Some of the North countries claim this will make it fairer for  developing countries and, moreover, environmental and labour concerns will be taken care of in the WTO.

"We reject these claims," said the NGOs. "Instead, shifting the  investment issue to the WTO will place great pressure on developing  countries to negotiate and eventually join an agreement that would have  disastrous effects on their development prospects. Moreover, promises to include environmental and social concerns are likely to be only an eyewash to co-opt the public to accept the basic tenets of the MAI. The strong enforcement capability of the WTO through its dispute settlement system will also mean that all countries, especially developing countries, will be forced to comply.

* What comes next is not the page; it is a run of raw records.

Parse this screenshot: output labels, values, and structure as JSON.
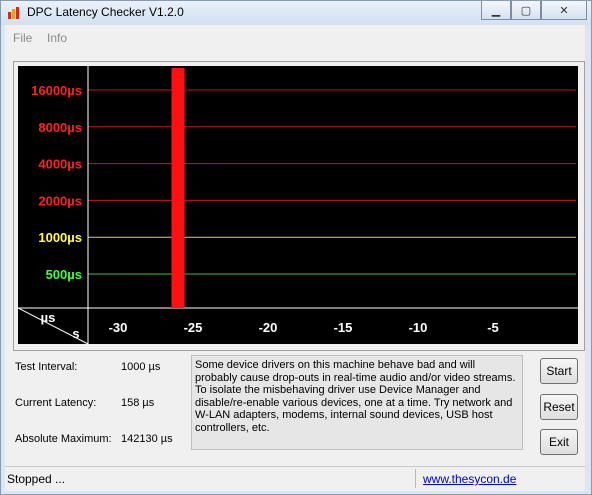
{
  "window": {
    "title": "DPC Latency Checker V1.2.0",
    "minimize_glyph": "▁",
    "maximize_glyph": "▢",
    "close_glyph": "✕"
  },
  "menu": {
    "items": [
      "File",
      "Info"
    ]
  },
  "chart_data": {
    "type": "bar",
    "y_axis_unit": "µs",
    "x_axis_unit": "s",
    "y_tick_labels": [
      {
        "label": "16000µs",
        "color": "#ff2020"
      },
      {
        "label": "8000µs",
        "color": "#ff2020"
      },
      {
        "label": "4000µs",
        "color": "#ff2020"
      },
      {
        "label": "2000µs",
        "color": "#ff2020"
      },
      {
        "label": "1000µs",
        "color": "#ffff40"
      },
      {
        "label": "500µs",
        "color": "#40ff40"
      }
    ],
    "y_tick_values": [
      16000,
      8000,
      4000,
      2000,
      1000,
      500
    ],
    "x_tick_labels": [
      "-30",
      "-25",
      "-20",
      "-15",
      "-10",
      "-5"
    ],
    "x_tick_values": [
      -30,
      -25,
      -20,
      -15,
      -10,
      -5
    ],
    "xlim": [
      -32.5,
      0
    ],
    "log_scale_y": true,
    "bars": [
      {
        "t": -32,
        "v": 180
      },
      {
        "t": -31,
        "v": 200
      },
      {
        "t": -30,
        "v": 180
      },
      {
        "t": -29,
        "v": 150
      },
      {
        "t": -28,
        "v": 180
      },
      {
        "t": -27,
        "v": 260
      },
      {
        "t": -26,
        "v": 142130
      },
      {
        "t": -25,
        "v": 170
      },
      {
        "t": -24,
        "v": 170
      },
      {
        "t": -23,
        "v": 170
      },
      {
        "t": -22,
        "v": 160
      },
      {
        "t": -21,
        "v": 170
      },
      {
        "t": -20,
        "v": 160
      },
      {
        "t": -19,
        "v": 170
      },
      {
        "t": -18,
        "v": 160
      },
      {
        "t": -17,
        "v": 165
      },
      {
        "t": -16,
        "v": 165
      },
      {
        "t": -15,
        "v": 165
      },
      {
        "t": -14,
        "v": 170
      },
      {
        "t": -13,
        "v": 165
      },
      {
        "t": -12,
        "v": 165
      },
      {
        "t": -11,
        "v": 170
      },
      {
        "t": -10,
        "v": 175
      },
      {
        "t": -9,
        "v": 165
      },
      {
        "t": -8,
        "v": 170
      },
      {
        "t": -7,
        "v": 165
      },
      {
        "t": -6,
        "v": 165
      },
      {
        "t": -5,
        "v": 165
      },
      {
        "t": -4,
        "v": 175
      },
      {
        "t": -3,
        "v": 165
      },
      {
        "t": -2,
        "v": 165
      },
      {
        "t": -1,
        "v": 160
      },
      {
        "t": 0,
        "v": 158
      }
    ],
    "colors": {
      "background": "#000000",
      "normal_bar": "#22e022",
      "critical_bar": "#ff1010",
      "red_line": "#c81818",
      "yellow_line": "#d8d848",
      "green_line": "#3cbf3c",
      "grid_vertical": "#ffffff"
    }
  },
  "stats": {
    "test_interval_label": "Test Interval:",
    "test_interval_value": "1000 µs",
    "current_latency_label": "Current Latency:",
    "current_latency_value": "158 µs",
    "absolute_max_label": "Absolute Maximum:",
    "absolute_max_value": "142130 µs"
  },
  "info": {
    "text": "Some device drivers on this machine behave bad and will probably cause drop-outs in real-time audio and/or video streams. To isolate the misbehaving driver use Device Manager and disable/re-enable various devices, one at a time. Try network and W-LAN adapters, modems, internal sound devices, USB host controllers, etc."
  },
  "buttons": {
    "start": "Start",
    "reset": "Reset",
    "exit": "Exit"
  },
  "status": {
    "text": "Stopped ...",
    "link": "www.thesycon.de"
  }
}
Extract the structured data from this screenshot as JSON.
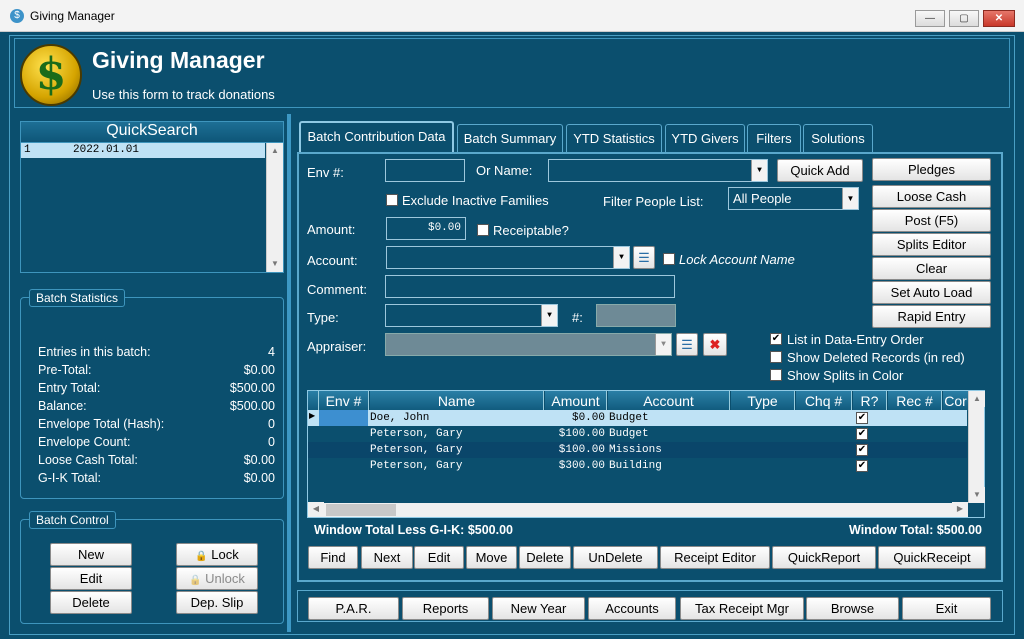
{
  "window": {
    "title": "Giving Manager",
    "min": "—",
    "max": "▢",
    "close": "✕"
  },
  "header": {
    "title": "Giving Manager",
    "subtitle": "Use this form to track donations",
    "logo_glyph": "$"
  },
  "quicksearch": {
    "title": "QuickSearch",
    "rows": [
      {
        "num": "1",
        "date": "2022.01.01"
      }
    ]
  },
  "batch_statistics": {
    "title": "Batch Statistics",
    "items": [
      {
        "label": "Entries in this batch:",
        "value": "4"
      },
      {
        "label": "Pre-Total:",
        "value": "$0.00"
      },
      {
        "label": "Entry Total:",
        "value": "$500.00"
      },
      {
        "label": "Balance:",
        "value": "$500.00"
      },
      {
        "label": "Envelope Total (Hash):",
        "value": "0"
      },
      {
        "label": "Envelope Count:",
        "value": "0"
      },
      {
        "label": "Loose Cash Total:",
        "value": "$0.00"
      },
      {
        "label": "G-I-K Total:",
        "value": "$0.00"
      }
    ]
  },
  "batch_control": {
    "title": "Batch Control",
    "new": "New",
    "edit": "Edit",
    "delete": "Delete",
    "lock": "Lock",
    "unlock": "Unlock",
    "dep_slip": "Dep. Slip"
  },
  "tabs": [
    "Batch Contribution Data",
    "Batch Summary",
    "YTD Statistics",
    "YTD Givers",
    "Filters",
    "Solutions"
  ],
  "form": {
    "env_label": "Env #:",
    "env_value": "",
    "or_name_label": "Or Name:",
    "or_name_value": "",
    "quick_add": "Quick Add",
    "exclude_inactive": "Exclude Inactive Families",
    "filter_people_label": "Filter People List:",
    "filter_people_value": "All People",
    "amount_label": "Amount:",
    "amount_value": "$0.00",
    "receiptable": "Receiptable?",
    "account_label": "Account:",
    "account_value": "",
    "lock_account": "Lock Account Name",
    "comment_label": "Comment:",
    "comment_value": "",
    "type_label": "Type:",
    "type_value": "",
    "hash_label": "#:",
    "hash_value": "",
    "appraiser_label": "Appraiser:",
    "appraiser_value": "",
    "list_order": "List in Data-Entry Order",
    "show_deleted": "Show Deleted Records (in red)",
    "show_splits": "Show Splits in Color"
  },
  "side_buttons": [
    "Pledges",
    "Loose Cash",
    "Post (F5)",
    "Splits Editor",
    "Clear",
    "Set Auto Load",
    "Rapid Entry"
  ],
  "grid": {
    "headers": [
      "Env #",
      "Name",
      "Amount",
      "Account",
      "Type",
      "Chq #",
      "R?",
      "Rec #",
      "Cor"
    ],
    "rows": [
      {
        "env": "",
        "name": "Doe, John",
        "amount": "$0.00",
        "account": "Budget",
        "type": "",
        "chq": "",
        "r": true
      },
      {
        "env": "",
        "name": "Peterson, Gary",
        "amount": "$100.00",
        "account": "Budget",
        "type": "",
        "chq": "",
        "r": true
      },
      {
        "env": "",
        "name": "Peterson, Gary",
        "amount": "$100.00",
        "account": "Missions",
        "type": "",
        "chq": "",
        "r": true
      },
      {
        "env": "",
        "name": "Peterson, Gary",
        "amount": "$300.00",
        "account": "Building",
        "type": "",
        "chq": "",
        "r": true
      }
    ]
  },
  "totals": {
    "less_gik": "Window Total Less G-I-K: $500.00",
    "window_total": "Window Total: $500.00"
  },
  "grid_buttons": [
    "Find",
    "Next",
    "Edit",
    "Move",
    "Delete",
    "UnDelete",
    "Receipt Editor",
    "QuickReport",
    "QuickReceipt"
  ],
  "footer_buttons": [
    "P.A.R.",
    "Reports",
    "New Year",
    "Accounts",
    "Tax Receipt Mgr",
    "Browse",
    "Exit"
  ],
  "icons": {
    "combo": "▼",
    "check": "✔",
    "scroll_up": "▲",
    "scroll_down": "▼",
    "scroll_left": "◀",
    "scroll_right": "▶",
    "row_pointer": "▶",
    "lock": "🔒",
    "clear": "✖",
    "list": "☰"
  }
}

"Domestic laws and policies in a wide range of issues will  have to be changed, even if these were to cause job losses, closure of local  enterprises and farms, financial instability, balance of payments deficits and environmental deterioration.
"We therefore call on all governments, OECD and non-OECD alike, to reject any proposal to negotiate an investment agreement in the WTO. The trade and investment working group in the WTO should be confined to ONLY STUDY the trade and investment relation and should not be
'upgraded' into a NEGOTIATING forum for an investment AGREEMENT. The proposals by the EU and other major countries to start a 'Millennium Round' or a 'comprehensive future agenda' for the WTO should not be used as a devise to sneak in an investment negotiation process in the WTO.

"On principle, we are against the kind of assumptions and framework that the MAI represents. As public knowledge on the MAI increases, many more people are rejecting this approach. We call on governments, international agencies and NGOs not to accept the MAI or a similar investment approach as inevitable or a 'given', but instead choose a basically different approach in dealing with the investment issue.

"Towards this alternative approach, we call for global and national guidelines, rules and regulations to place obligations on investors and corporations so that their activities and products serve the needs of people within a framework of internationally fair, socially just and environmentally sound development."